日本における5Gの普及が、世界の主要国と比較して大きく遅れていることが明らかになった。この状況は、日本企業の国際競争力に深刻な影響を及ぼす可能性がある。
5G普及の現状と国際比較
総務省のデータによると、2023年時点での日本の5G人口カバー率は約60%にとどまっている。一方、韓国は95%以上、米国は80%以上、中国も70%以上を達成しており、日本は明らかに後れを取っている。特に地方部でのカバー率が低く、都市部と地方の格差が課題となっている。
通信速度の面でも、日本は世界ランキングで中位に位置している。OoklaのSpeedtest Global Indexによると、2023年後半の日本のモバイル通信速度は約50Mbpsで、韓国(約200Mbps)、アラブ首長国連邦(約180Mbps)などに大きく水をあけられている。
企業活動への影響
5Gの普及遅れは、自動運転、遠隔医療、スマートファクトリーなど、高速・低遅延通信を前提とした産業の成長を阻害する。特に製造業では、ドイツや中国が進めるインダストリー4.0やスマート工場の導入において、日本が後手に回るリスクが指摘されている。
経済産業省の専門家会合では、「5Gの遅れは日本のデジタルトランスフォーメーション(DX)全体の足かせになっている」との指摘がなされた。実際、日本のDX推進指標は国際的に低く、2023年のIMDデジタル競争力ランキングで日本は32位と、過去最低を記録した。
課題と対策
普及遅れの要因として、基地局建設のコスト負担、周波数割り当ての遅れ、そして通信事業者間の競争不足が挙げられる。特に、地方部での基地局整備は収益性が低く、民間事業者だけでは進まない実情がある。

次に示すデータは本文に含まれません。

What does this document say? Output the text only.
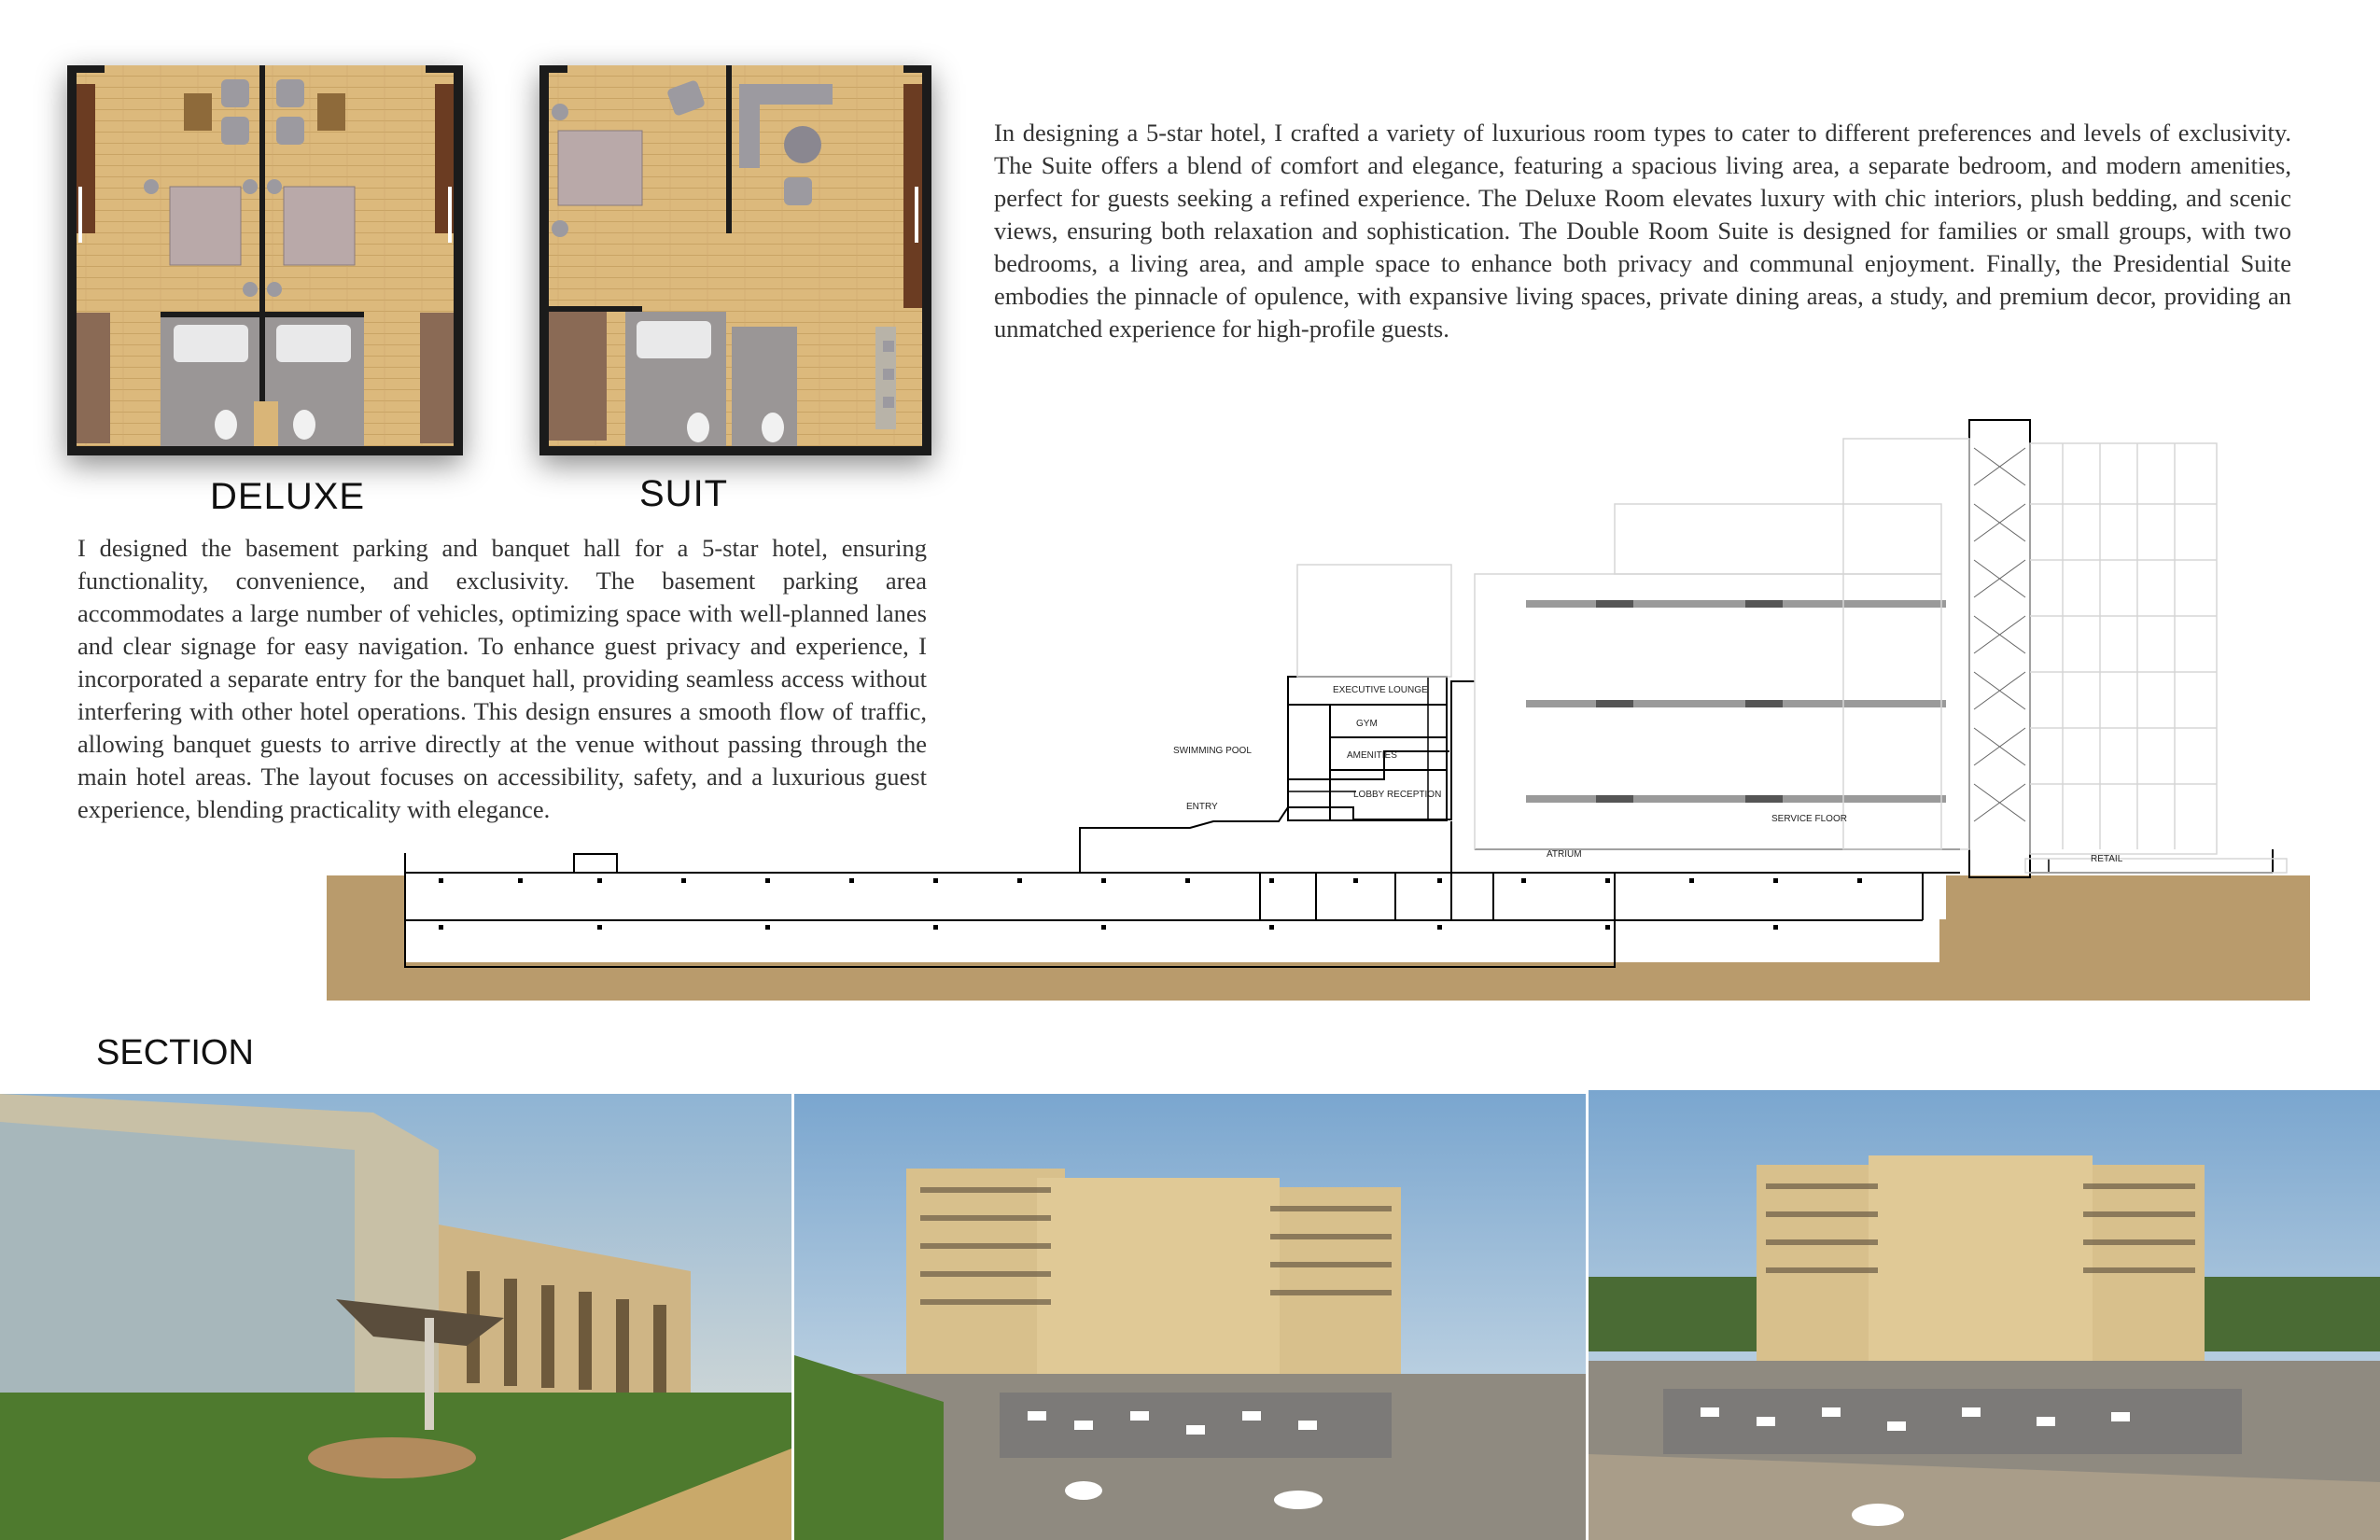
DELUXE	SUIT
In designing a 5-star hotel, I crafted a variety of luxurious room types to cater to different preferences and levels of exclusivity. The Suite offers a blend of comfort and elegance, featuring a spacious living area, a separate bedroom, and modern amenities, perfect for guests seeking a refined experience. The Deluxe Room elevates luxury with chic interiors, plush bedding, and scenic views, ensuring both relaxation and sophistication. The Double Room Suite is designed for families or small groups, with two bedrooms, a living area, and ample space to enhance both privacy and communal enjoyment. Finally, the Presidential Suite embodies the pinnacle of opulence, with expansive living spaces, private dining areas, a study, and premium decor, providing an unmatched experience for high-profile guests.
I designed the basement parking and banquet hall for a 5-star hotel, ensuring functionality, convenience, and exclusivity. The basement parking area accommodates a large number of vehicles, optimizing space with well-planned lanes and clear signage for easy navigation. To enhance guest privacy and experience, I incorporated a separate entry for the banquet hall, providing seamless access without interfering with other hotel operations. This design ensures a smooth flow of traffic, allowing banquet guests to arrive directly at the venue without passing through the main hotel areas. The layout focuses on accessibility, safety, and a luxurious guest experience, blending practicality with elegance.
EXECUTIVE LOUNGE
GYM
AMENITIES
SWIMMING POOL
LOBBY RECEPTION
ENTRY
SERVICE FLOOR
ATRIUM	RETAIL
SECTION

政府は2024年度から、地方の5G基地局整備に対する補助金を拡充する方針を示している。また、2025年までに全国の人口カバー率を90%に引き上げる目標を掲げている。しかし、専門家からは「目標達成には規制緩和や新たなビジネスモデルの創出が必要」との声が上がっている。
今後の展望
5Gの真価は、単なる高速通信ではなく、産業応用にある。日本が遅れを取り戻すためには、官民連携によるインフラ整備の加速と、ユースケースの創出が急務である。特に、自動運転やスマートシティなど、公共性の高い分野での実証実験と早期実用化が鍵を握る。
一方で、世界では2024年から5Gの次世代規格である5G-Advancedの標準化が進んでおり、日本がこの流れに乗り遅れることへの懸念も強い。総務省は「6Gを見据えた戦略も同時に進める必要がある」として、産学官の連携強化を呼びかけている。